These past few weeks and months gaming has had a little aroma of what it used to feel like, the PC isn’t being treated as an outcast as much – if not having been accepted again as a properly viable platform of sorts. Though all that may be the current generation consoles showing their age; it may be short lived once the next XBox or PlayStation pop their heads out of the parapet. The trend is often seen as the ebb and flow of long term gaming and system popularity swings back and forth.

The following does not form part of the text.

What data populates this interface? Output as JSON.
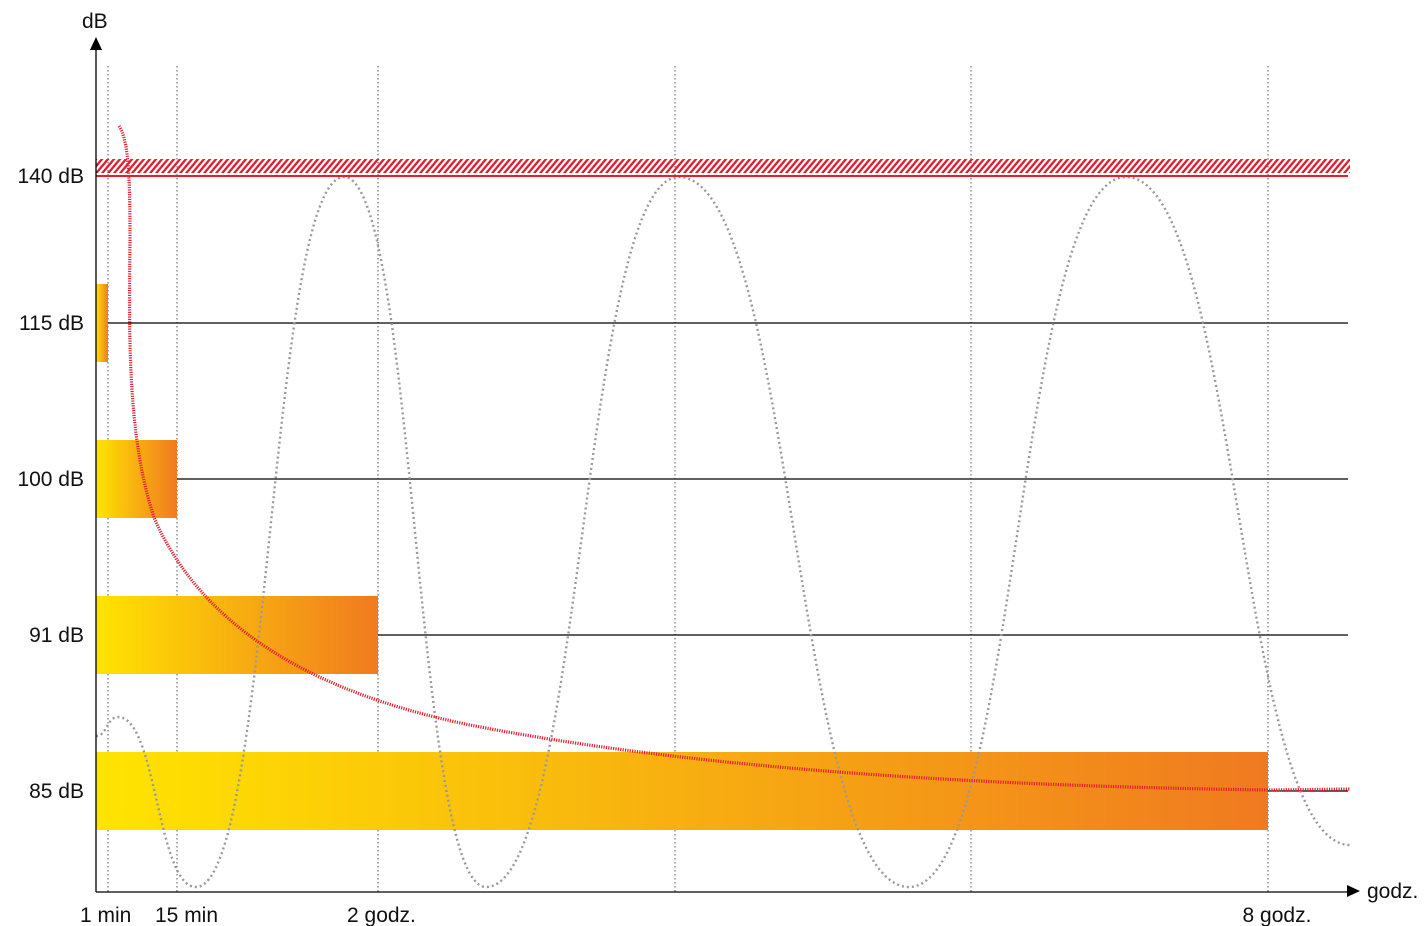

Rather than that, a singleplayer game actually kept ahold of my wandering attention span which always has something more productive or awesome to be doing (though rarely does in an evening). Of course, this game is non other than The Elder Scrolls V: Skyrim – in all honesty I had forgotten how much I adored the TES series, since my first adventures in Morrowind the Dunmer homeland to my battles and wanderings in Oblivion the Imperial capitol – I realised it was a series that I spent a lot of time playing.
Just as it takes an Elder Scrolls game to trigger my nostalgia and reignite my interests, it also takes a batch of new games to remind me that my system is approaching its own end. Rather, my CPU and Memory (in turn my Motherboard) are bottlenecking my otherwise fine XFX Radeon HD5870. This triggers memories of playing GTA: Vice City at less than 30 (probably less than 20) frames per second, I do believe a CPU and/or Memory upgrade were key back then in remedying my problem – followed by my amazement at how smooth it played.
Experience says…
Basically this is the joy of PC gaming for some, that moment when you realise your rig is at its end and needs an upgrade. You’re reluctant to fork out another wad of money, of course you could consider overclocking but that is a hassle and may not actually sort your issue out (or indeed generate new issues).

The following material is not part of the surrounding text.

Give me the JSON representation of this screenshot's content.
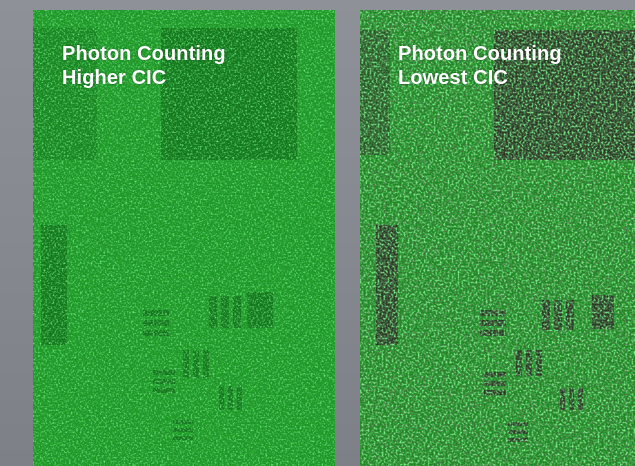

Now, dear gamer, it is a knowledge and timing game – you could rush off to your nearest store and buy the bits that are decent now. Or you can see what Intel and AMD have on the horizon and hold out just that little bit longer, this may be rewarded with lower prices on current components or indeed even better next generation price/performance.
This is my current situation with Intel, AMD already revealed their cards which were rather disappointing (the Bulldozer FX CPUs). I’m now waiting on Ivy Bridge, due April to see what my choices are. I’m also aiming to either double or quadruple my memory, so either 8GB or 16GB respectively (12GB doesn’t seem to be worth aiming for price wise).
What’s next?
My list of incomplete games is still increasing steadily, Deus Ex: HR (and DLC), The Witcher 2, Skyrim and now Serious Sam 3: BFE; all my main priorities to get done – but in no particular order and at varying paces. I have plenty of other real things to be getting in the way of gaming, hence my often slow progress with some of the larger games.
I will probably post some thoughts on co-operative gaming based on some experience, though mostly anecdotal stuff.